2005-1, good or bad? [Was: Re: Shim6 vs PI addressing]

Iljitsch van Beijnum iljitsch at muada.com
Thu Mar 2 22:06:52 UTC 2006


On 2-mrt-2006, at 21:42, Andre Oppermann wrote:

> To answer your question: I do support the rationale behind 2005-1
> to allow for PI address space according to current IPv4 rules but
> I think it is premature right now to make the decision in this way.
> Once the first /48 according to it went out we have to support and
> carry it forever in the DFZ.  Right now I'm against 2005-1.
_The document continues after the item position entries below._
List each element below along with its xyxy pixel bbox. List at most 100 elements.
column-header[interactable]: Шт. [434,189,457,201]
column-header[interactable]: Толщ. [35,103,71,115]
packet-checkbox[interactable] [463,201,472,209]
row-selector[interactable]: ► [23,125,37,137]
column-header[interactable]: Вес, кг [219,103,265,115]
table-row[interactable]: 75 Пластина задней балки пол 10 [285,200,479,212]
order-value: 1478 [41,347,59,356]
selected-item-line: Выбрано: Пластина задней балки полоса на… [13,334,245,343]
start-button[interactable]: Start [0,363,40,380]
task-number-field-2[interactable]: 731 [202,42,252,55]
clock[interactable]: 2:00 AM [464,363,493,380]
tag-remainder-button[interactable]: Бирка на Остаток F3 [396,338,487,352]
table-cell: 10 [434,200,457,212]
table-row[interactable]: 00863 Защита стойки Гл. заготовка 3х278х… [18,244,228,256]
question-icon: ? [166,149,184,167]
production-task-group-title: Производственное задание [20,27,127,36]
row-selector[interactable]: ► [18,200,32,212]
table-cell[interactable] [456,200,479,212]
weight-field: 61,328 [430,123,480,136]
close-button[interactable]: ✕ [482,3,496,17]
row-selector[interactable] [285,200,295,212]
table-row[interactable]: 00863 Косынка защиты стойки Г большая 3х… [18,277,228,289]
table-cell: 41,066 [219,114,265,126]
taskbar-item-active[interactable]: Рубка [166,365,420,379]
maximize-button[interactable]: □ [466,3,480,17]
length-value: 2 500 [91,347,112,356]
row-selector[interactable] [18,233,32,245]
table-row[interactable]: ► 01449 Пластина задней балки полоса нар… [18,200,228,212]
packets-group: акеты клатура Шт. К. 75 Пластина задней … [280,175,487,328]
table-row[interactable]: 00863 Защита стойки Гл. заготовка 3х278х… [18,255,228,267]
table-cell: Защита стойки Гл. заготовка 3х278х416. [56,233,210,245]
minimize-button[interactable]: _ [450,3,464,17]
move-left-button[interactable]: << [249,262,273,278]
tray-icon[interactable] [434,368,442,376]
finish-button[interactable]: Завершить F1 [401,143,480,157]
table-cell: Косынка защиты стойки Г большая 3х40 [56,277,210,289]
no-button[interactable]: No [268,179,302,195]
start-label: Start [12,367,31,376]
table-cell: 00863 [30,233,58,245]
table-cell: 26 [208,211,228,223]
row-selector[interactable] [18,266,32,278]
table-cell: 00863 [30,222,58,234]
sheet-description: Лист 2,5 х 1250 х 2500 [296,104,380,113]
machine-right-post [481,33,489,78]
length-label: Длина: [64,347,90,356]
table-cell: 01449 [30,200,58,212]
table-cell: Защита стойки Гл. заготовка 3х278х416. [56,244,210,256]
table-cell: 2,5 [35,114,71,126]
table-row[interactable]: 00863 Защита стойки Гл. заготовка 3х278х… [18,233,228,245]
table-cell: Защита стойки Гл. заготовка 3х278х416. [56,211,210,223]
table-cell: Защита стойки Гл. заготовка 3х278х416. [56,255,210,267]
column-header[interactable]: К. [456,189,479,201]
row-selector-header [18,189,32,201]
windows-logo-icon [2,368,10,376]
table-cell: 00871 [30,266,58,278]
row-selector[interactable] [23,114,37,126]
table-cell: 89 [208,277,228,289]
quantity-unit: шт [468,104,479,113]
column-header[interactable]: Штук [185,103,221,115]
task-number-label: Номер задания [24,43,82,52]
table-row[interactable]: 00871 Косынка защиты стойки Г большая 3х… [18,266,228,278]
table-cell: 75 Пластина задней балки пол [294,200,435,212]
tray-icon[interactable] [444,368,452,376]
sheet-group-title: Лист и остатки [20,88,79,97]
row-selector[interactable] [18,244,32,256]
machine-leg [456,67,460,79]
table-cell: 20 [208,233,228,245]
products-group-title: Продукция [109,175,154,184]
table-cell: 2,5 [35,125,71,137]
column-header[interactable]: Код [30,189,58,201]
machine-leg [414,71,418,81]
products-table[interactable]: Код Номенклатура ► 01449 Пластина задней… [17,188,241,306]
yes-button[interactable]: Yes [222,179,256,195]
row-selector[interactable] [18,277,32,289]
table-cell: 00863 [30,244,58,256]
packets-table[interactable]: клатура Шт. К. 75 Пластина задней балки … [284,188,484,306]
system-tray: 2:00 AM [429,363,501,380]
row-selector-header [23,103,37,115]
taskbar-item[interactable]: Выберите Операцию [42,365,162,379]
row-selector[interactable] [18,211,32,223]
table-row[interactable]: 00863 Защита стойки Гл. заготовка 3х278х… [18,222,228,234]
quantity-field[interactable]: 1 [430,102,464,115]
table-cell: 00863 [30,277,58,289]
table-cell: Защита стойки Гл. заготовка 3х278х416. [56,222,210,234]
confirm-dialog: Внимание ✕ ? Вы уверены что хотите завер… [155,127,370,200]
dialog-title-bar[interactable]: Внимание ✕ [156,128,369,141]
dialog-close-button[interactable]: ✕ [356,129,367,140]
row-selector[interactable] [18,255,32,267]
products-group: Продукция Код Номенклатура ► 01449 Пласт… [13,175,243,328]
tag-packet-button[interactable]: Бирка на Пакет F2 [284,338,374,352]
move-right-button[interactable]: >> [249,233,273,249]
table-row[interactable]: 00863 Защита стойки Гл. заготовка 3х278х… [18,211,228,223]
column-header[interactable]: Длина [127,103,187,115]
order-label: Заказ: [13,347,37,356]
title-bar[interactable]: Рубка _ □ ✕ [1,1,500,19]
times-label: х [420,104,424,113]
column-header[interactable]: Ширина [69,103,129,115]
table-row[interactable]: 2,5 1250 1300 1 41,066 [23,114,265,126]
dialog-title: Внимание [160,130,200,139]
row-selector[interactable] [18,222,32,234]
This is in and of itself enough to reject 2005-1, and I urge the ARIN  
constituency to do exactly that. We've had restrictive policies  
around the world for many years now, and so far we've been able to  
live with it. The IETF is making good progress with its multihoming  
in IPv6 efforts: implementable RFCs should be forthcoming within a  
year. Currently, IPv6 deployment is not such that lack of multihoming  
is creating big problems. If this situation changes, a policy  
proposal like this one can presumably be adopted fast enough to avoid  
significant problems.

I've talked long and hard about why it's bad to have nearly  
unrestricted PI in IPv6 because the routing system can't scale  
(either at all or at reasonable cost) to accommodate this, but  
apparently this argument isn't universally convincing among  
operators. However, within the IETF there is reasonable consensus  
that there is enough of a risk to warrant efforts to provide  
multihoming benefits that don't impact routing.

Also, having /48s for PI is a bad choice as it procludes easy  
filtering of accidental deaggregated PA prefixes. ISPs are getting / 
32s or larger, and customers often get a /48. Deaggregating a /32  
into /48s has the potential to increase the global routing table by  
65000 routes. Such an event will almost certainly overload routers  
that don't filter those prefixes out. Experience in IPv4 shows us  
that accidental deaggregation is relatively common. The easiest way  
to avoid problems when this happens is filter out all /48s. Today,  
there must already be exceptions for root server /48s, but as the  
number of exceptions grows the filtes will become more fragile and  
the risk of deaggregation that isn't caught by filters increases.

Finallly, allow me to observe that deciding on this issues regionally  
while the resulting routes must be carried world wide doesn't make  
sense. We really need a global forum for this.